Tuesday, September 9, 2008

History Lesson


Missing most of the Cuba that would have weakened him considerably, Ike is still a pretty good looking hurricane and I expect will be impressing us even more by Wednesday evening when we expect the C4L Tracking Center will be really humming in expectation of a landfall that still remains fairly vague.

Like we discussed with Gustav, the Loop Current Eddy is going to play a role along with warmer temps and minimal shear; everything is in favor of Ike becoming a major hurricane.

The models are now showing Ike as a Cat 1 in Texas at landfall, but we are leaning toward a major hurricane at landfall based on water temps and surrounding conditions.


As for landfall location, I am not sold on the Texas targets being shown just yet; there is a loop current and a loop current eddy side by side that Ike will be encountering that I still think will shift him a tad bit northward than the models are showing. Texas should hope I am right as the coastline the models are forecasting as Ike’s target are extremely susceptible to large storm surge.

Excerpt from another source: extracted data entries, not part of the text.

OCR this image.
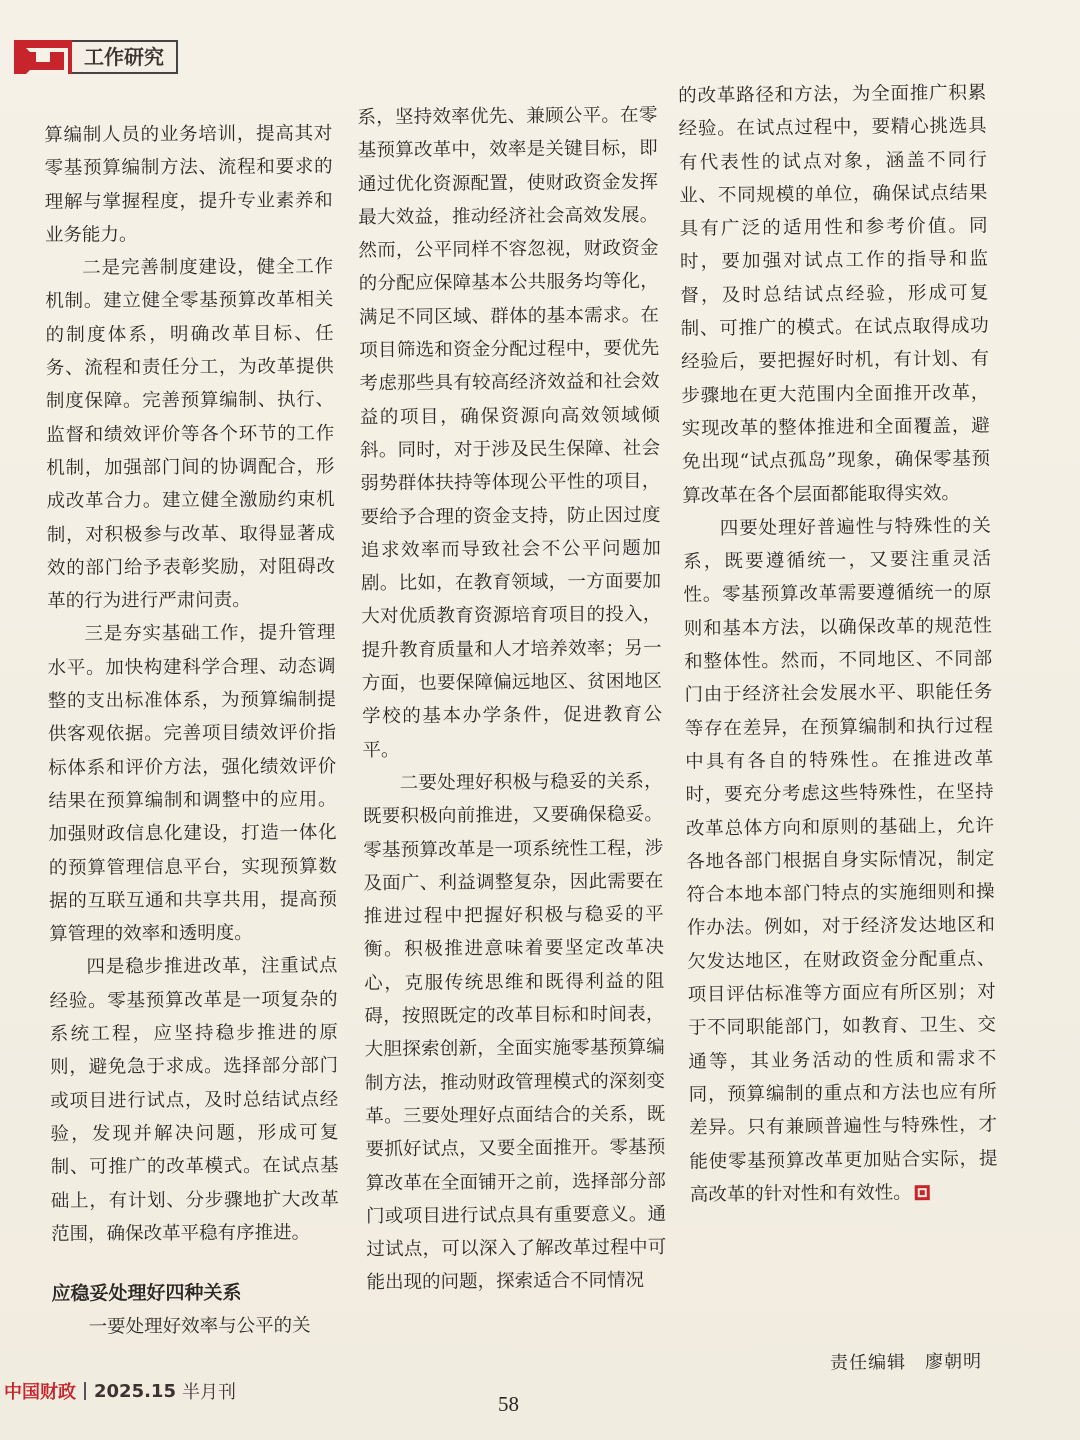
工作研究

算编制人员的业务培训，提高其对零基预算编制方法、流程和要求的理解与掌握程度，提升专业素养和业务能力。

二是完善制度建设，健全工作机制。建立健全零基预算改革相关的制度体系，明确改革目标、任务、流程和责任分工，为改革提供制度保障。完善预算编制、执行、监督和绩效评价等各个环节的工作机制，加强部门间的协调配合，形成改革合力。建立健全激励约束机制，对积极参与改革、取得显著成效的部门给予表彰奖励，对阻碍改革的行为进行严肃问责。

三是夯实基础工作，提升管理水平。加快构建科学合理、动态调整的支出标准体系，为预算编制提供客观依据。完善项目绩效评价指标体系和评价方法，强化绩效评价结果在预算编制和调整中的应用。加强财政信息化建设，打造一体化的预算管理信息平台，实现预算数据的互联互通和共享共用，提高预算管理的效率和透明度。

四是稳步推进改革，注重试点经验。零基预算改革是一项复杂的系统工程，应坚持稳步推进的原则，避免急于求成。选择部分部门或项目进行试点，及时总结试点经验，发现并解决问题，形成可复制、可推广的改革模式。在试点基础上，有计划、分步骤地扩大改革范围，确保改革平稳有序推进。

应稳妥处理好四种关系

一要处理好效率与公平的关

系，坚持效率优先、兼顾公平。在零基预算改革中，效率是关键目标，即通过优化资源配置，使财政资金发挥最大效益，推动经济社会高效发展。然而，公平同样不容忽视，财政资金的分配应保障基本公共服务均等化，满足不同区域、群体的基本需求。在项目筛选和资金分配过程中，要优先考虑那些具有较高经济效益和社会效益的项目，确保资源向高效领域倾斜。同时，对于涉及民生保障、社会弱势群体扶持等体现公平性的项目，要给予合理的资金支持，防止因过度追求效率而导致社会不公平问题加剧。比如，在教育领域，一方面要加大对优质教育资源培育项目的投入，提升教育质量和人才培养效率；另一方面，也要保障偏远地区、贫困地区学校的基本办学条件，促进教育公平。

二要处理好积极与稳妥的关系，既要积极向前推进，又要确保稳妥。零基预算改革是一项系统性工程，涉及面广、利益调整复杂，因此需要在推进过程中把握好积极与稳妥的平衡。积极推进意味着要坚定改革决心，克服传统思维和既得利益的阻碍，按照既定的改革目标和时间表，大胆探索创新，全面实施零基预算编制方法，推动财政管理模式的深刻变革。三要处理好点面结合的关系，既要抓好试点，又要全面推开。零基预算改革在全面铺开之前，选择部分部门或项目进行试点具有重要意义。通过试点，可以深入了解改革过程中可能出现的问题，探索适合不同情况

的改革路径和方法，为全面推广积累经验。在试点过程中，要精心挑选具有代表性的试点对象，涵盖不同行业、不同规模的单位，确保试点结果具有广泛的适用性和参考价值。同时，要加强对试点工作的指导和监督，及时总结试点经验，形成可复制、可推广的模式。在试点取得成功经验后，要把握好时机，有计划、有步骤地在更大范围内全面推开改革，实现改革的整体推进和全面覆盖，避免出现“试点孤岛”现象，确保零基预算改革在各个层面都能取得实效。

四要处理好普遍性与特殊性的关系，既要遵循统一，又要注重灵活性。零基预算改革需要遵循统一的原则和基本方法，以确保改革的规范性和整体性。然而，不同地区、不同部门由于经济社会发展水平、职能任务等存在差异，在预算编制和执行过程中具有各自的特殊性。在推进改革时，要充分考虑这些特殊性，在坚持改革总体方向和原则的基础上，允许各地各部门根据自身实际情况，制定符合本地本部门特点的实施细则和操作办法。例如，对于经济发达地区和欠发达地区，在财政资金分配重点、项目评估标准等方面应有所区别；对于不同职能部门，如教育、卫生、交通等，其业务活动的性质和需求不同，预算编制的重点和方法也应有所差异。只有兼顾普遍性与特殊性，才能使零基预算改革更加贴合实际，提高改革的针对性和有效性。

责任编辑　廖朝明
中国财政 2025.15 半月刊	58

I remember looking at the animated models for storm surge in Galveston during 2005 and was amazed at the projected flooding a simple hurricane can cause there. 9 out of 10 people that die in a hurricane are killed by storm surges. In 1900, the Galveston Hurricane struck as a Cat 4 and killed between 6000 and 12,000 people making it the deadliest hurricane to ever hit the United States.


There is in existence film of this storm, reportedly the OLDEST motion picture film of an occurrence like this in existence today.


Another cool fact? It was filmed by Thomas Edison’s employees!